Before filming began, Ronan had visited Papa Westray where the Westray to Papay flight is the shortest scheduled passenger flight in the world clocking in at around one minute. I explain that I stayed on the island with my wife and children back in the summer of 2017 around the time when Liptrot’s book was first being passed around the island. The author recently returned there with her own family.
“It’s a place I’d want to take my children and much more than a filming location” adds Ronan. “In the final leg of the journey we created this micro-crew, we lived together, worked together, ate together and had days off together”.
There were challenges shooting in summer where it never gets dark for the mostly winter set film, the cold months are long and bleak so community and the associated events of suppers and social gatherings of people, many who have often left city life behind, become essential. ”
The community on the island could not have been more important and as cheesy as it sounds to say it this film couldn’t have been made without them, and their knowledge of the place.

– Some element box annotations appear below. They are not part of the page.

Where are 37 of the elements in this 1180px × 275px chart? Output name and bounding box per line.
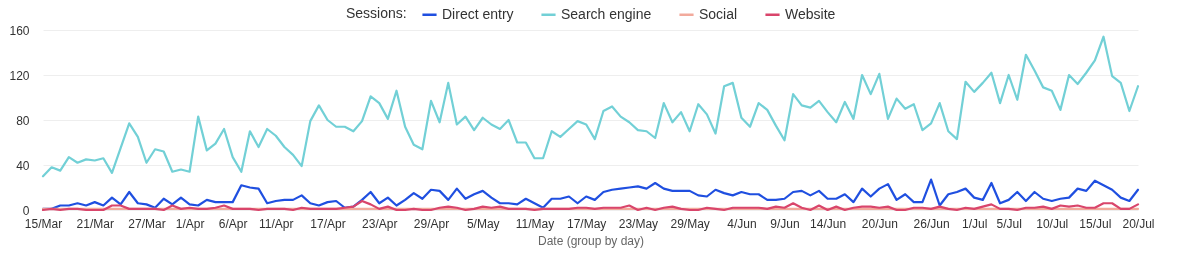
line-series <box>41 199 1140 212</box>
x-tick-label: 10/Jul <box>1036 216 1069 231</box>
x-tick-label: 14/Jun <box>810 216 847 231</box>
x-tick-label: 9/Jun <box>770 216 800 231</box>
y-tick-label: 40 <box>16 158 30 173</box>
x-axis-title: Date (group by day) <box>537 233 645 248</box>
x-tick-label: 26/Jun <box>913 216 950 231</box>
x-tick-label: 29/May <box>670 216 710 231</box>
y-tick-label: 0 <box>22 203 30 218</box>
x-tick-label: 5/Jul <box>996 216 1022 231</box>
x-tick-label: 23/May <box>618 216 659 231</box>
y-tick-label: 120 <box>9 68 30 83</box>
x-tick-label: 20/Jun <box>861 216 898 231</box>
x-tick-label: 17/May <box>567 216 607 231</box>
x-tick-label: 1/Apr <box>175 216 205 231</box>
x-tick-label: 17/Apr <box>310 216 346 231</box>
x-tick-label: 5/May <box>466 216 500 231</box>
legend-label: Social <box>699 5 738 22</box>
legend-label: Search engine <box>561 5 652 22</box>
y-tick-label: 160 <box>9 23 30 38</box>
x-tick-label: 11/May <box>515 216 555 231</box>
x-tick-label: 27/Mar <box>128 216 166 231</box>
x-tick-label: 15/Mar <box>24 216 63 231</box>
legend-label: Website <box>785 5 836 22</box>
x-tick-label: 11/Apr <box>259 216 294 231</box>
x-tick-label: 20/Jul <box>1122 216 1155 231</box>
x-tick-label: 21/Mar <box>76 216 114 231</box>
x-tick-label: 23/Apr <box>362 216 398 231</box>
x-tick-label: 29/Apr <box>413 216 450 231</box>
legend-title: Sessions: <box>346 5 407 21</box>
y-tick-label: 80 <box>16 113 30 128</box>
line-series <box>41 35 1140 178</box>
x-tick-label: 4/Jun <box>727 216 757 231</box>
legend-label: Direct entry <box>442 5 514 22</box>
x-tick-label: 15/Jul <box>1079 216 1112 231</box>
x-tick-label: 6/Apr <box>218 216 248 231</box>
x-tick-label: 1/Jul <box>962 216 988 231</box>
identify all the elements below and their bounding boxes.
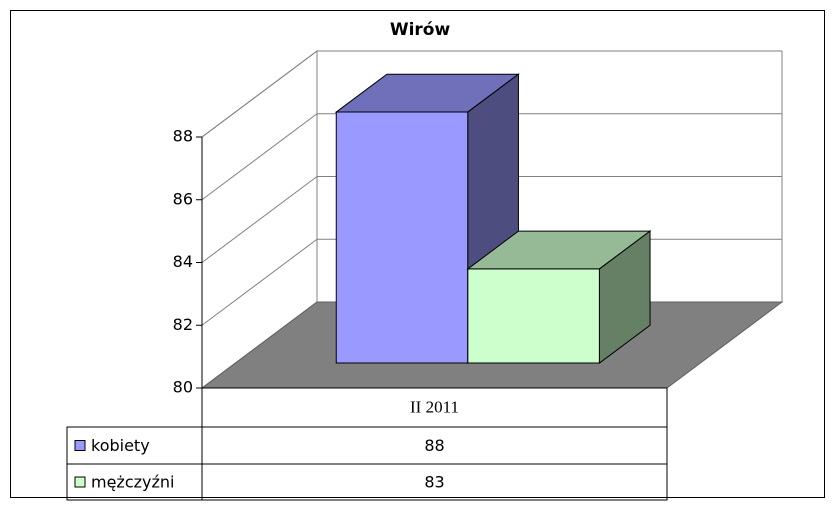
grid-line [201, 238, 318, 326]
category-label: II 2011 [410, 397, 459, 416]
grid-line [201, 113, 318, 201]
data-table-value: 88 [424, 436, 444, 455]
grid-line [201, 50, 318, 138]
legend-key [74, 440, 86, 451]
chart-title: Wirów [390, 20, 451, 40]
data-table-value: 83 [424, 473, 444, 492]
y-tick-label: 84 [173, 252, 193, 271]
legend-label: mężczyźni [91, 473, 174, 492]
bar-side [598, 230, 651, 365]
bar-front [335, 111, 469, 364]
bar-front [467, 268, 600, 364]
table-row [66, 463, 668, 501]
legend-label: kobiety [91, 436, 150, 455]
grid-line [201, 176, 318, 263]
legend-key [74, 476, 86, 488]
y-tick-label: 80 [173, 378, 193, 397]
y-tick-label: 82 [173, 315, 193, 334]
y-tick-label: 88 [173, 127, 193, 146]
y-tick-label: 86 [173, 189, 193, 208]
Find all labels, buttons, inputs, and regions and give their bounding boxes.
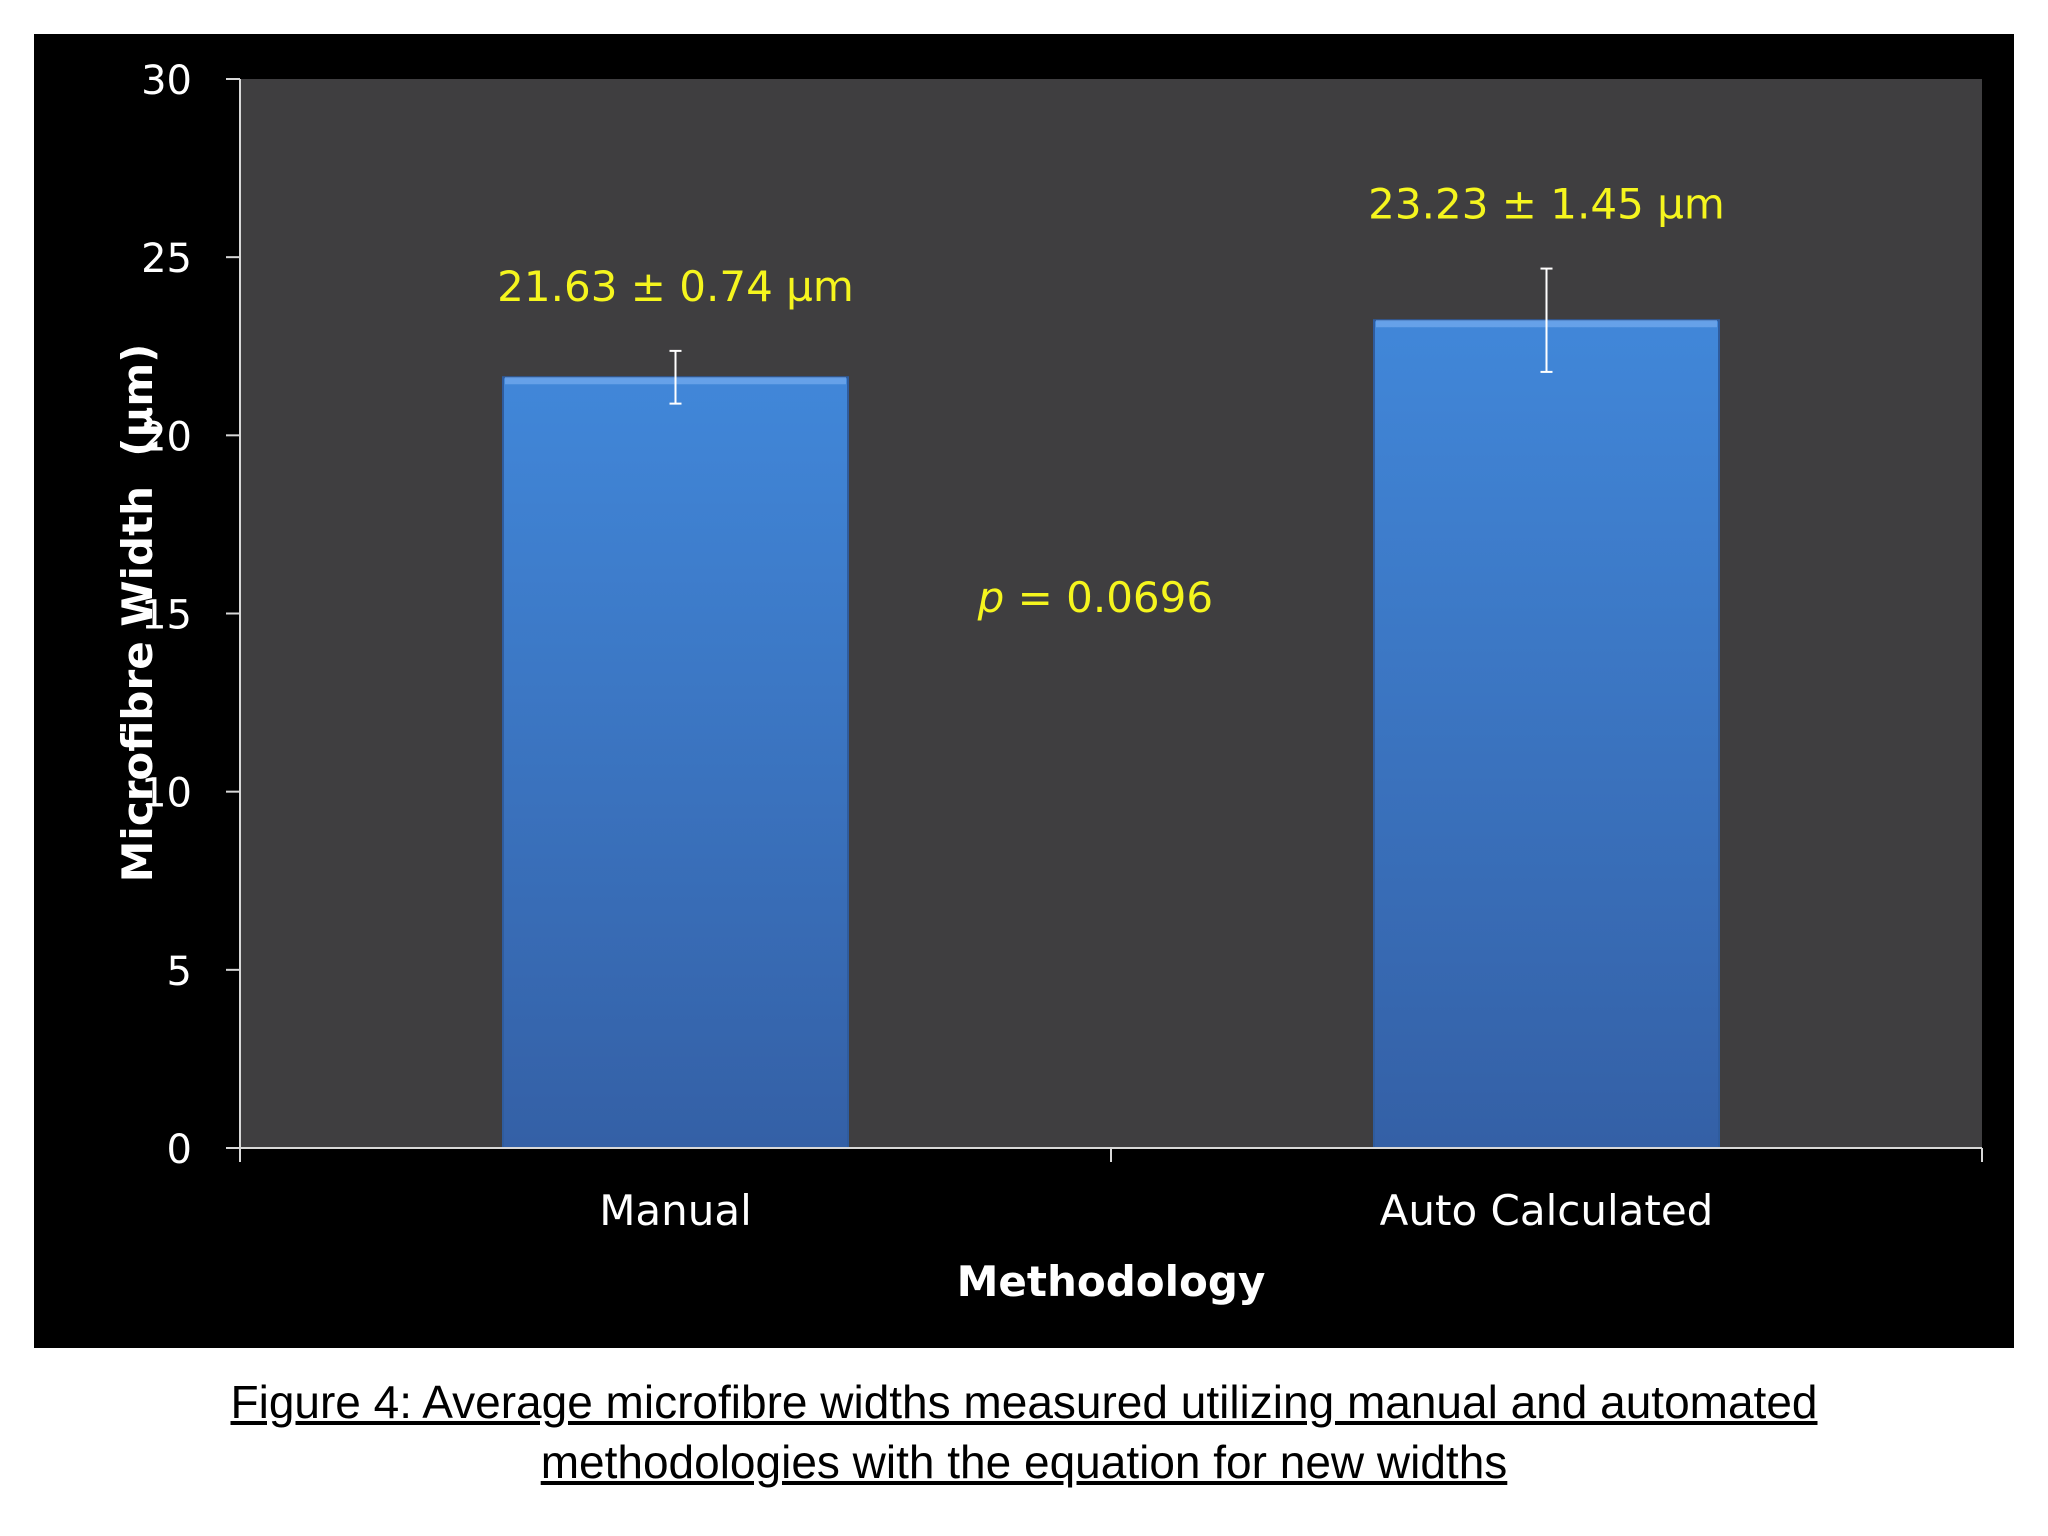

I’ve never had an experience like it, nor will I ever again, it stays with you forever as I’m sure it did for you”.
Ronan hopes that The Outrun will kick-start “a new wave of Scottish cinema” while redirecting stories and talent in Scotland and Ireland.” While narratives concerning alcoholism among Celts are in wide circulation, the sense of place is exotic, the dialect of locals is almost unheard in film and the epic sweep in which the main character envelopes herself in this esoteric place full of mythology and natural history offers a beautiful and wild cinematic alternative. It’s while driving at dawn listening to happy hardcore that Liptrott suggests she “feels like the Queen of Orkney”. It appears Saoirse Ronan has a knack for playing celebrated Scottish monarchs.